If the catalogue of Acts of Parliament which have been found necessary to effect the transformation of the system of tenure in Ireland from the state in which it was forty years ago to that in which it is to-day is evidence of the pressing grievance under which the country has suffered; it is also proof that there cannot be legislation other than by shreds and patches on the part of a legislature which lacks sympathy for and knowledge of the country for which it is making laws.

The need for exceptional and separate legislation in Ireland has been admitted, and the system which existed in fact, obtained legal sanction only in 1881, to be in its turn swept away by further legislation which will have a deeper economic bearing on the future of the country than any other change since the relaxation of the Penal Laws. For the rest I cannot do better than quote, in this connection, the opinion of the most dispassionate critic of Ireland of recent years—Herr

[91]Moritz Bonn. Speaking of the landlord who has sold his estate he says—"He has no further cause of friction with his former tenants, who now pay him no rent. He no longer regards himself as part of an English garrison. He will again become an Irish patriot. He no longer talks of the unity of the Empire, for Home Rule has few terrors for him now. He talks of 'Devolution,' of the concession of a kind of self-government for Ireland. He will struggle for a while against the designation Home Rule, because not so long ago he was declaring that he would die in the last ditch for the union of the three kingdoms, but he will soon be reconciled to it. It will not be very long till the former landlords, whose chief interests lie in Ireland, have become enthusiastic Nationalists."


CHAPTER V

THE RELIGIOUS QUESTION

"I am convinced that if the void in the lay leadership of the country be filled up by higher education of the better classes among the Catholic laity, the power of the priests, so far as it is abnormal or unnecessary, will pass away."

—DR. O'DEA, now Bishop of Clonfert, speaking in evidence before the Robertson Commission on University Education, as the representative of Maynooth College. Appendix to Third Report, p. 296.
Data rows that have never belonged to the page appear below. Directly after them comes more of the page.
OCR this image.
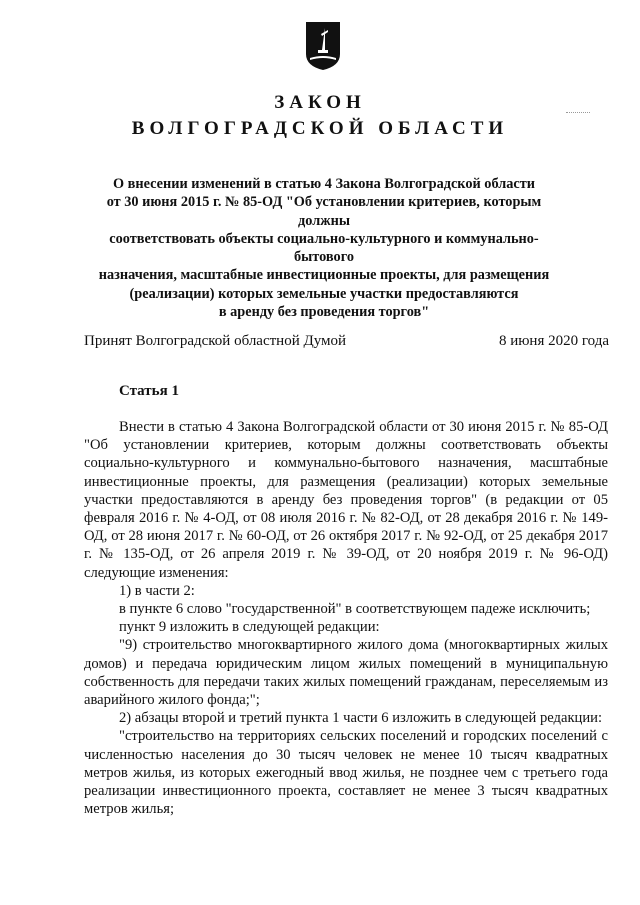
ЗАКОН
ВОЛГОГРАДСКОЙ ОБЛАСТИ
О внесении изменений в статью 4 Закона Волгоградской области
от 30 июня 2015 г. № 85-ОД "Об установлении критериев, которым должны
соответствовать объекты социально-культурного и коммунально-бытового
назначения, масштабные инвестиционные проекты, для размещения
(реализации) которых земельные участки предоставляются
в аренду без проведения торгов"
Принят Волгоградской областной Думой	8 июня 2020 года
Статья 1

Внести в статью 4 Закона Волгоградской области от 30 июня 2015 г. № 85-ОД "Об установлении критериев, которым должны соответствовать объекты социально-культурного и коммунально-бытового назначения, масштабные инвестиционные проекты, для размещения (реализации) которых земельные участки предоставляются в аренду без проведения торгов" (в редакции от 05 февраля 2016 г. № 4-ОД, от 08 июля 2016 г. № 82-ОД, от 28 декабря 2016 г. № 149-ОД, от 28 июня 2017 г. № 60-ОД, от 26 октября 2017 г. № 92-ОД, от 25 декабря 2017 г. № 135-ОД, от 26 апреля 2019 г. № 39-ОД, от 20 ноября 2019 г. № 96-ОД) следующие изменения:

1) в части 2:

в пункте 6 слово "государственной" в соответствующем падеже исключить;

пункт 9 изложить в следующей редакции:

"9) строительство многоквартирного жилого дома (многоквартирных жилых домов) и передача юридическим лицом жилых помещений в муниципальную собственность для передачи таких жилых помещений гражданам, переселяемым из аварийного жилого фонда;";

2) абзацы второй и третий пункта 1 части 6 изложить в следующей редакции:

"строительство на территориях сельских поселений и городских поселений с численностью населения до 30 тысяч человек не менее 10 тысяч квадратных метров жилья, из которых ежегодный ввод жилья, не позднее чем с третьего года реализации инвестиционного проекта, составляет не менее 3 тысяч квадратных метров жилья;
The scruples of George III., who although as King of Ireland he yielded to the claims of Catholics to the suffrage by giving the Royal consent to the enfranchising Act of Grattan's Parliament in 1793, were such that they made him declare that his coronation oath compelled him to maintain the Protestantism of the United Parliament of the three kingdoms and express himself to Dundas of opinion that Pitt's emancipation proposals were "the most Jacobinical thing ever seen."

The continuance for thirty years of these political disabilities, and the obligation incumbent on Catholics to support an alien Church with the full weight of endowments and tithes, did more than anything else to maintain the wall of prejudice between the two creeds which the eighteen years of Grattan's Parliament had done much to destroy.